Conclusion.  Because of the reservation of the life estate, the deed conveyed not present possessory estates but rather remainder interests; and, because of the reservation of the power, the remainder interests were defined, in part, by this limitation, and they were in the nature of fees simple defeasible.  The reservation of the power of appointment may stand consistently with the other provisions of the deed, and the probate judge properly gave effect to that provision and to Margaret’s intent.[10]

Judgment affirmed.

[1] Ronald G. Stewart and Melanie J. Hession.


[2] To avoid confusion, we use first names for Margaret, Lisa, and Melanie, who share the same surname.


[3] Specifically, the deed granted an undivided one-third interest to Lisa and Stewart, and an undivided two-thirds interest to Skye and Melanie.

[4] The judge wrote, “After hearing all the credible evidence, it is the opinion of this Court that the reservation of appointment in the deed from Margaret A. Hession to Lisa A. Hession and Ronald G. Stewart as tenants by the entirety, having an undivided one-third interest as tenants in common; and Deaven A. Skye and Melanie J. Hession, as joint tenants, together having an undivided two-thirds interest as tenants in common in the Quitclaim Deed for the real estate located at 199 Hopedale Street, Hopedale, MA recorded at the Worcester District Registry of Deeds Book 38262, Page 60 recorded on January 24, 2006 is a valid reservation.”

[5] A power of appointment is not, in itself, a legal interest in property.  See Matter of the Estate of Rosen, 86 Mass. App. Ct. 793, 799 (2014).  See also Davis v. Scavone, 149 Me. 189, 192 (1953); Munger v. Munger, 298 S.W. 470, 473-474 (Tex. App. 1927).
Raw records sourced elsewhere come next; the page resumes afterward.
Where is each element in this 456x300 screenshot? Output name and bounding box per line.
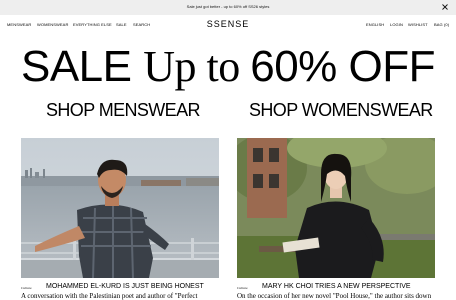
nav-login[interactable]: LOGIN (390, 22, 403, 27)
nav-language[interactable]: ENGLISH (366, 22, 384, 27)
editorial-image-mohammed-el-kurd[interactable] (21, 138, 219, 278)
promo-banner: Sale just got better - up to 60% off SS2… (0, 0, 456, 15)
editorial-title-mohammed-el-kurd[interactable]: MOHAMMED EL-KURD IS JUST BEING HONEST (46, 283, 204, 291)
editorial-image-mary-hk-choi[interactable] (237, 138, 435, 278)
close-icon[interactable] (440, 2, 450, 12)
promo-banner-text[interactable]: Sale just got better - up to 60% off SS2… (0, 4, 456, 10)
editorial-tag: Culture (21, 286, 32, 290)
main-nav: MENSWEAR WOMENSWEAR EVERYTHING ELSE SALE… (0, 15, 456, 33)
nav-bag[interactable]: BAG (0) (434, 22, 449, 27)
sale-up-to: Up to (143, 42, 251, 91)
shop-menswear-link[interactable]: SHOP MENSWEAR (46, 100, 201, 120)
site-logo[interactable]: SSENSE (0, 19, 456, 29)
editorial-description-mary-hk-choi: On the occasion of her new novel "Pool H… (237, 292, 432, 300)
sale-word: SALE (20, 42, 144, 91)
nav-wishlist[interactable]: WISHLIST (408, 22, 428, 27)
editorial-tag: Culture (237, 286, 248, 290)
sale-percent: 60% OFF (250, 42, 436, 91)
shop-womenswear-link[interactable]: SHOP WOMENSWEAR (249, 100, 433, 120)
sale-hero-heading[interactable]: SALE Up to 60% OFF (0, 44, 456, 90)
editorial-title-mary-hk-choi[interactable]: MARY HK CHOI TRIES A NEW PERSPECTIVE (262, 283, 411, 291)
editorial-description-mohammed-el-kurd: A conversation with the Palestinian poet… (21, 292, 198, 300)
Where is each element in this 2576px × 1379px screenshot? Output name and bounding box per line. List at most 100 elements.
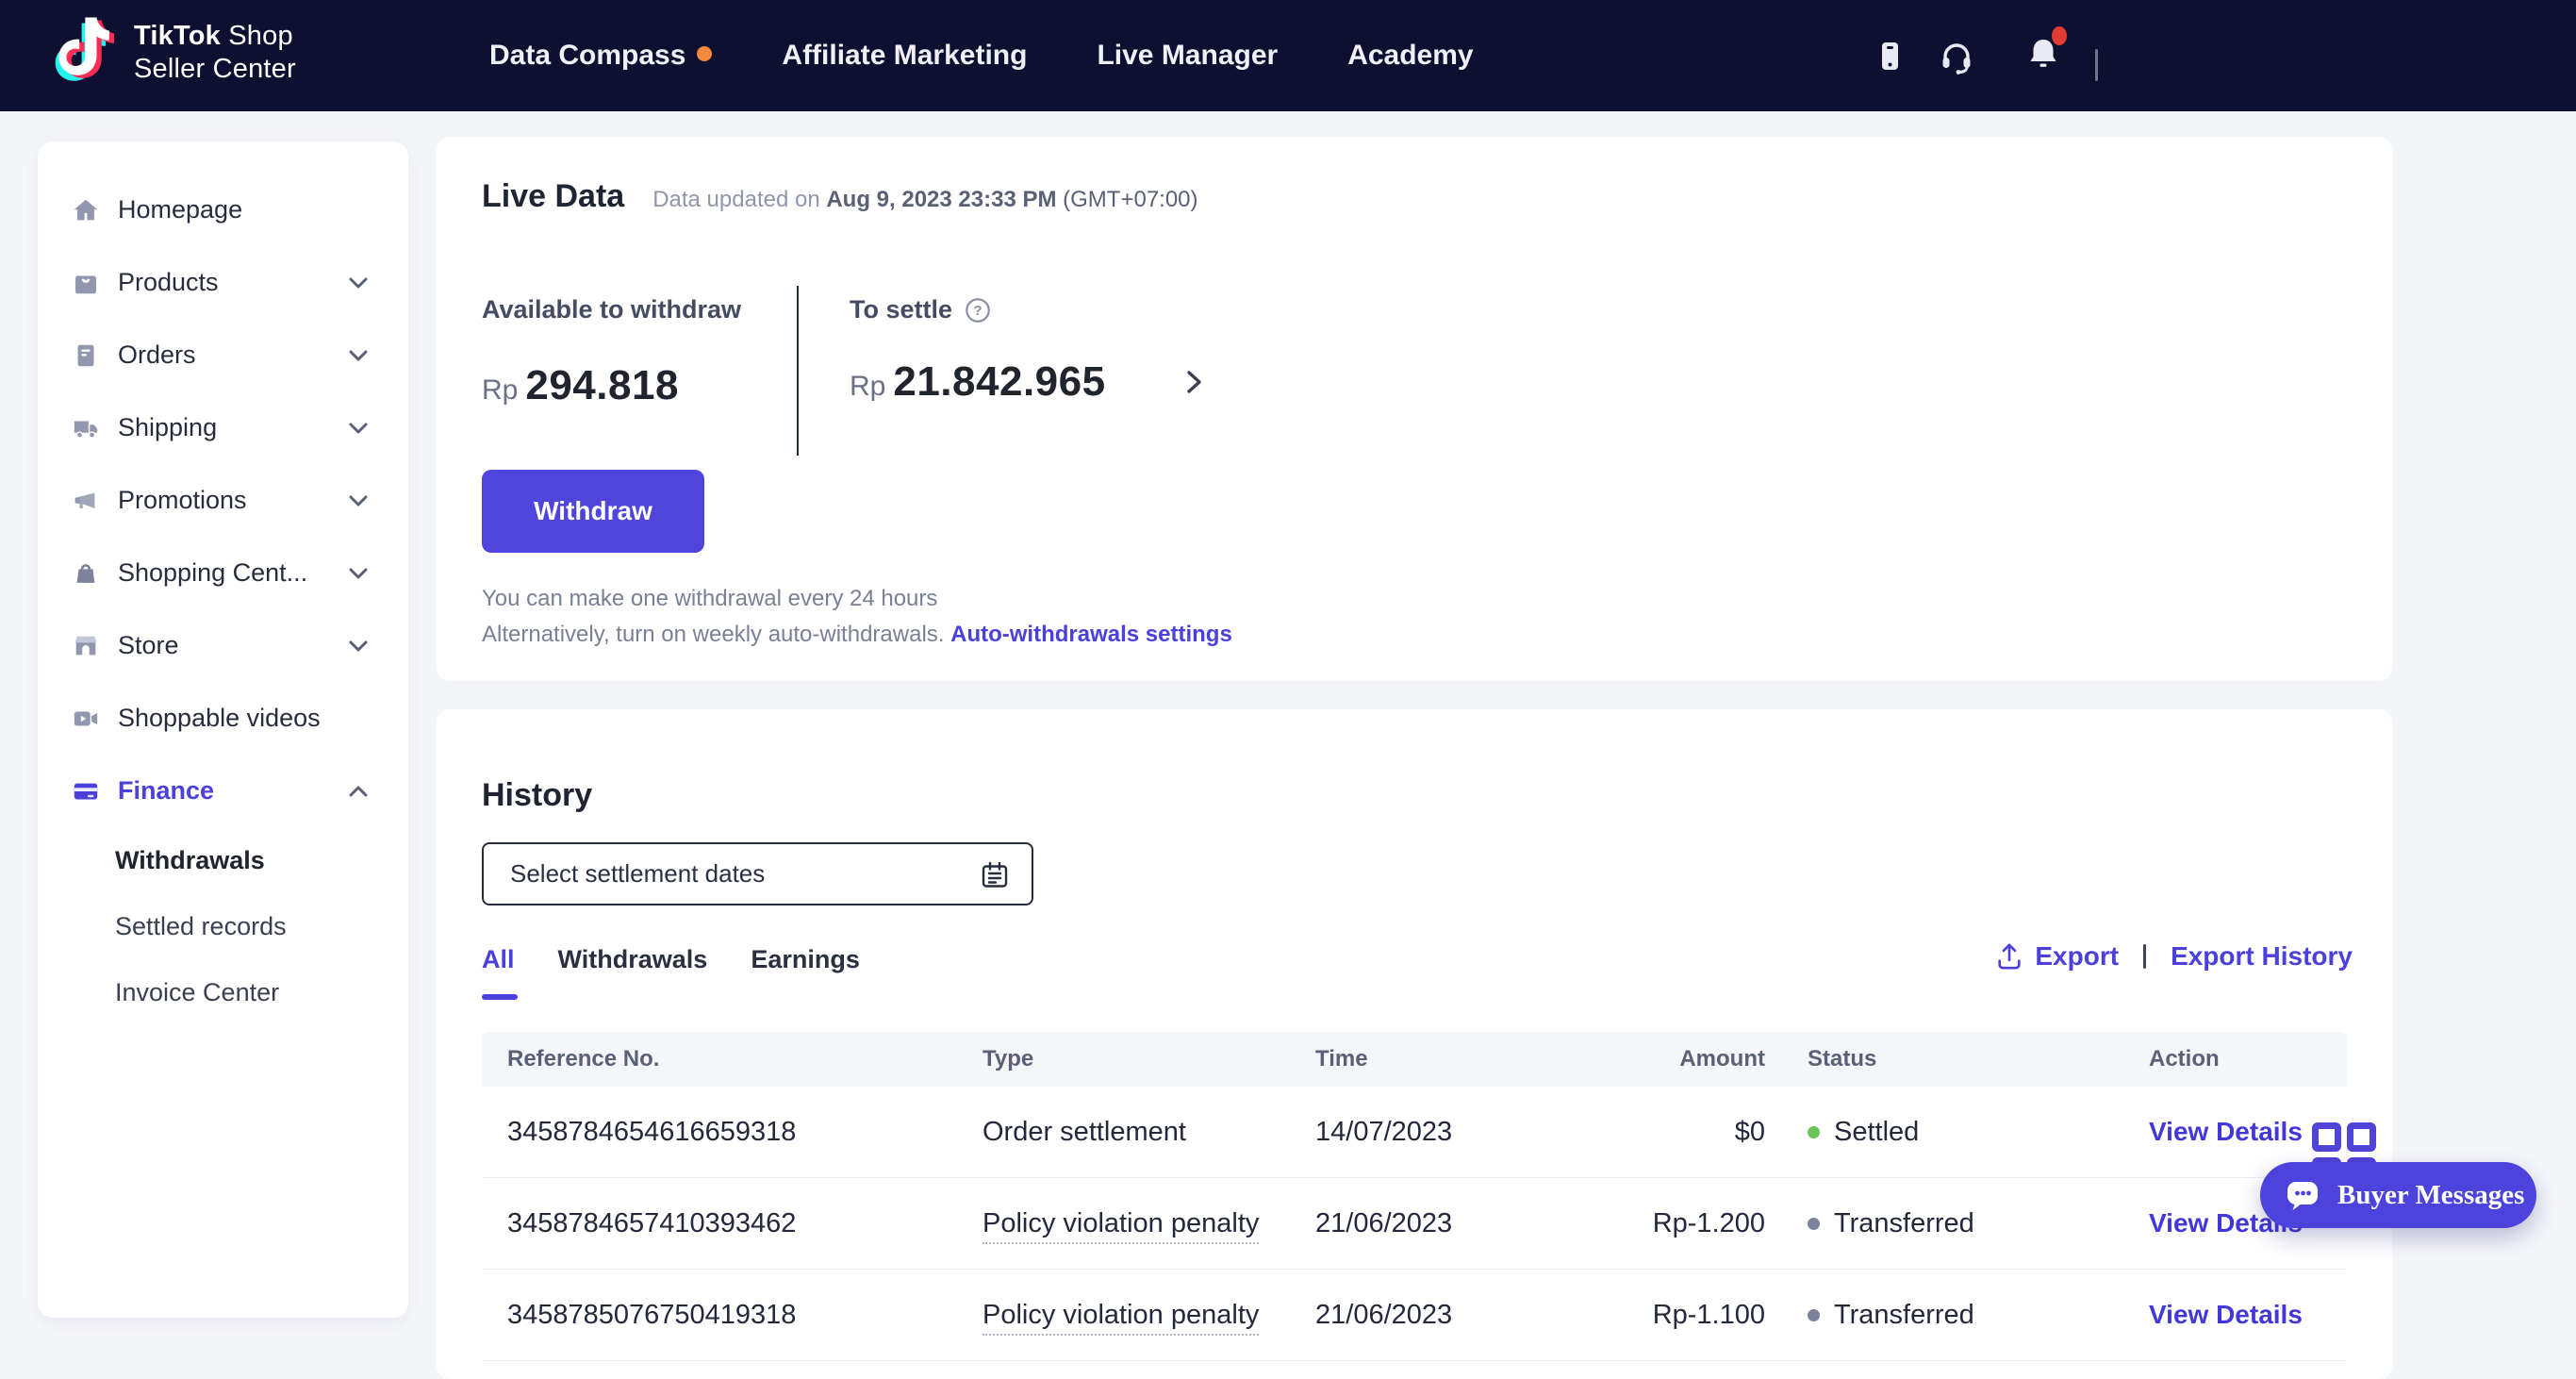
calendar-icon[interactable] bbox=[979, 859, 1011, 891]
transaction-type[interactable]: Policy violation penalty bbox=[958, 1300, 1291, 1331]
chevron-down-icon bbox=[346, 489, 371, 513]
transaction-status: Transferred bbox=[1765, 1300, 2106, 1331]
sidebar-item-homepage[interactable]: Homepage bbox=[38, 174, 408, 246]
export-actions: Export Export History bbox=[1995, 941, 2353, 972]
to-settle-label: To settle ? bbox=[850, 295, 1208, 324]
history-title: History bbox=[482, 777, 592, 814]
mobile-app-icon[interactable] bbox=[1873, 40, 1907, 78]
nav-label: Academy bbox=[1347, 40, 1473, 72]
nav-affiliate-marketing[interactable]: Affiliate Marketing bbox=[782, 40, 1027, 72]
withdrawal-note-line1: You can make one withdrawal every 24 hou… bbox=[482, 586, 937, 612]
stat-divider bbox=[797, 286, 799, 456]
sidebar-item-shoppable-videos[interactable]: Shoppable videos bbox=[38, 682, 408, 755]
nav-label: Live Manager bbox=[1097, 40, 1278, 72]
amount-value: 21.842.965 bbox=[893, 358, 1105, 406]
transaction-status: Settled bbox=[1765, 1117, 2106, 1148]
sidebar-item-promotions[interactable]: Promotions bbox=[38, 464, 408, 537]
nav-data-compass[interactable]: Data Compass bbox=[489, 40, 712, 72]
sidebar-subitem-label: Withdrawals bbox=[115, 846, 265, 875]
available-to-withdraw-stat: Available to withdraw Rp 294.818 bbox=[482, 295, 741, 409]
logo-text: TikTok Shop Seller Center bbox=[134, 20, 296, 86]
tab-earnings[interactable]: Earnings bbox=[751, 945, 860, 974]
sidebar-item-shipping[interactable]: Shipping bbox=[38, 391, 408, 464]
finance-card-icon bbox=[71, 776, 101, 806]
tab-withdrawals[interactable]: Withdrawals bbox=[558, 945, 708, 974]
nav-label: Affiliate Marketing bbox=[782, 40, 1027, 72]
view-details-link[interactable]: View Details bbox=[2149, 1300, 2303, 1329]
column-header-action: Action bbox=[2106, 1046, 2347, 1072]
sidebar: Homepage Products Orders Shipping bbox=[38, 141, 408, 1318]
sidebar-subitem-label: Settled records bbox=[115, 912, 287, 941]
sidebar-subitem-invoice-center[interactable]: Invoice Center bbox=[38, 959, 408, 1025]
support-headset-icon[interactable] bbox=[1939, 40, 1974, 80]
home-icon bbox=[71, 195, 101, 225]
nav-live-manager[interactable]: Live Manager bbox=[1097, 40, 1278, 72]
auto-withdrawals-settings-link[interactable]: Auto-withdrawals settings bbox=[950, 622, 1232, 647]
reference-number: 3458784654616659318 bbox=[482, 1117, 958, 1148]
sidebar-item-finance[interactable]: Finance bbox=[38, 755, 408, 827]
buyer-messages-button[interactable]: Buyer Messages bbox=[2260, 1162, 2536, 1228]
new-badge-dot bbox=[697, 46, 712, 61]
sidebar-item-label: Orders bbox=[118, 341, 346, 370]
chevron-down-icon bbox=[346, 271, 371, 295]
sidebar-item-label: Products bbox=[118, 268, 346, 297]
table-row: 3458784654616659318 Order settlement 14/… bbox=[482, 1087, 2347, 1178]
column-header-reference: Reference No. bbox=[482, 1046, 958, 1072]
currency-prefix: Rp bbox=[850, 371, 885, 403]
storefront-icon bbox=[71, 631, 101, 661]
sidebar-item-products[interactable]: Products bbox=[38, 246, 408, 319]
settlement-date-picker[interactable] bbox=[482, 842, 1033, 905]
column-header-time: Time bbox=[1291, 1046, 1623, 1072]
settlement-date-input[interactable] bbox=[484, 844, 1032, 904]
orders-document-icon bbox=[71, 341, 101, 371]
chevron-down-icon bbox=[346, 416, 371, 440]
sidebar-subitem-settled-records[interactable]: Settled records bbox=[38, 893, 408, 959]
history-tabs: All Withdrawals Earnings bbox=[482, 945, 860, 974]
sidebar-item-label: Shipping bbox=[118, 413, 346, 442]
export-button[interactable]: Export bbox=[1995, 941, 2119, 972]
transaction-type[interactable]: Policy violation penalty bbox=[958, 1208, 1291, 1239]
sidebar-item-orders[interactable]: Orders bbox=[38, 319, 408, 391]
svg-text:?: ? bbox=[973, 303, 982, 319]
nav-academy[interactable]: Academy bbox=[1347, 40, 1473, 72]
tiktok-note-icon bbox=[53, 13, 121, 91]
live-data-header: Live Data Data updated on Aug 9, 2023 23… bbox=[482, 178, 1198, 215]
status-dot bbox=[1808, 1126, 1820, 1138]
sidebar-item-shopping-center[interactable]: Shopping Cent... bbox=[38, 537, 408, 609]
video-camera-icon bbox=[71, 704, 101, 734]
available-to-withdraw-label: Available to withdraw bbox=[482, 295, 741, 324]
to-settle-value: Rp 21.842.965 bbox=[850, 358, 1208, 406]
sidebar-item-store[interactable]: Store bbox=[38, 609, 408, 682]
chevron-up-icon bbox=[346, 779, 371, 804]
data-updated-text: Data updated on Aug 9, 2023 23:33 PM (GM… bbox=[652, 187, 1197, 213]
finance-submenu: Withdrawals Settled records Invoice Cent… bbox=[38, 827, 408, 1025]
tab-all[interactable]: All bbox=[482, 945, 515, 974]
sidebar-item-label: Shoppable videos bbox=[118, 704, 371, 733]
history-table: Reference No. Type Time Amount Status Ac… bbox=[482, 1032, 2347, 1361]
view-details-link[interactable]: View Details bbox=[2149, 1117, 2303, 1146]
sidebar-subitem-withdrawals[interactable]: Withdrawals bbox=[38, 827, 408, 893]
export-history-button[interactable]: Export History bbox=[2171, 941, 2353, 972]
to-settle-stat: To settle ? Rp 21.842.965 bbox=[850, 295, 1208, 406]
reference-number: 3458785076750419318 bbox=[482, 1300, 958, 1331]
currency-prefix: Rp bbox=[482, 374, 518, 407]
transaction-amount: Rp-1.200 bbox=[1623, 1208, 1765, 1239]
tiktok-shop-logo[interactable]: TikTok Shop Seller Center bbox=[53, 13, 296, 91]
amount-value: 294.818 bbox=[525, 362, 679, 409]
transaction-time: 21/06/2023 bbox=[1291, 1300, 1623, 1331]
withdraw-button[interactable]: Withdraw bbox=[482, 470, 704, 553]
sidebar-subitem-label: Invoice Center bbox=[115, 978, 279, 1007]
table-header-row: Reference No. Type Time Amount Status Ac… bbox=[482, 1032, 2347, 1087]
help-circle-icon[interactable]: ? bbox=[964, 296, 992, 324]
chat-bubble-icon bbox=[2285, 1176, 2322, 1214]
chevron-right-icon[interactable] bbox=[1181, 367, 1208, 397]
available-to-withdraw-value: Rp 294.818 bbox=[482, 362, 741, 409]
reference-number: 3458784657410393462 bbox=[482, 1208, 958, 1239]
live-data-title: Live Data bbox=[482, 178, 624, 215]
notifications-bell-icon[interactable] bbox=[2025, 36, 2061, 78]
column-header-amount: Amount bbox=[1623, 1046, 1765, 1072]
export-divider bbox=[2143, 944, 2146, 969]
topbar-divider bbox=[2095, 49, 2098, 81]
sidebar-item-label: Shopping Cent... bbox=[118, 558, 346, 588]
history-card: History All Withdrawals Earnings bbox=[437, 709, 2392, 1379]
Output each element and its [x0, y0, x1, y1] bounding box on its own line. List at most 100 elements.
[6] We express no view on the effect of the reserved power of appointment on Margaret’s strategy of avoiding MassHealth look-back period regulations.

[7] The remaindermen received a present conditional ownership interest notwithstanding that their right to present possession was postponed until the termination of the prior estate.  See Dodge v. Bennett, 215 Mass. 545, 546-547 (1913); Restatement (Third) of Property:  Wills and Other Donative Transfers § 25.1 & comment a (2011).

[8] It is irrelevant that the instrument first conveyed the property, then reserved the life estate, and then reserved the power.  We do not blindly adhere to a formalistic requirement that Margaret first convey to herself the life estate and power and, only after, in a final paragraph, convey the remainder interests.  It is sufficient that the three terms — the grant, the reservation of the life estate, and the reservation of the power — occurred in the same instrument.  See Queler, supra at 313 (developers submitting land to condominium statute, but wishing also to retain interest, need not first file separate instrument reserving interest; such interest may be reserved in same master deed instrument used to submit land to statute).


[9] We decline to address the more esoteric question of the precise type of defeasible fee, i.e., whether the remainders were in the nature of fees simple determinable or fees simple subject to a condition subsequent.  See generally Queler, supra at 310.


[10] We deny the parties’ requests for appellate attorney’s fees.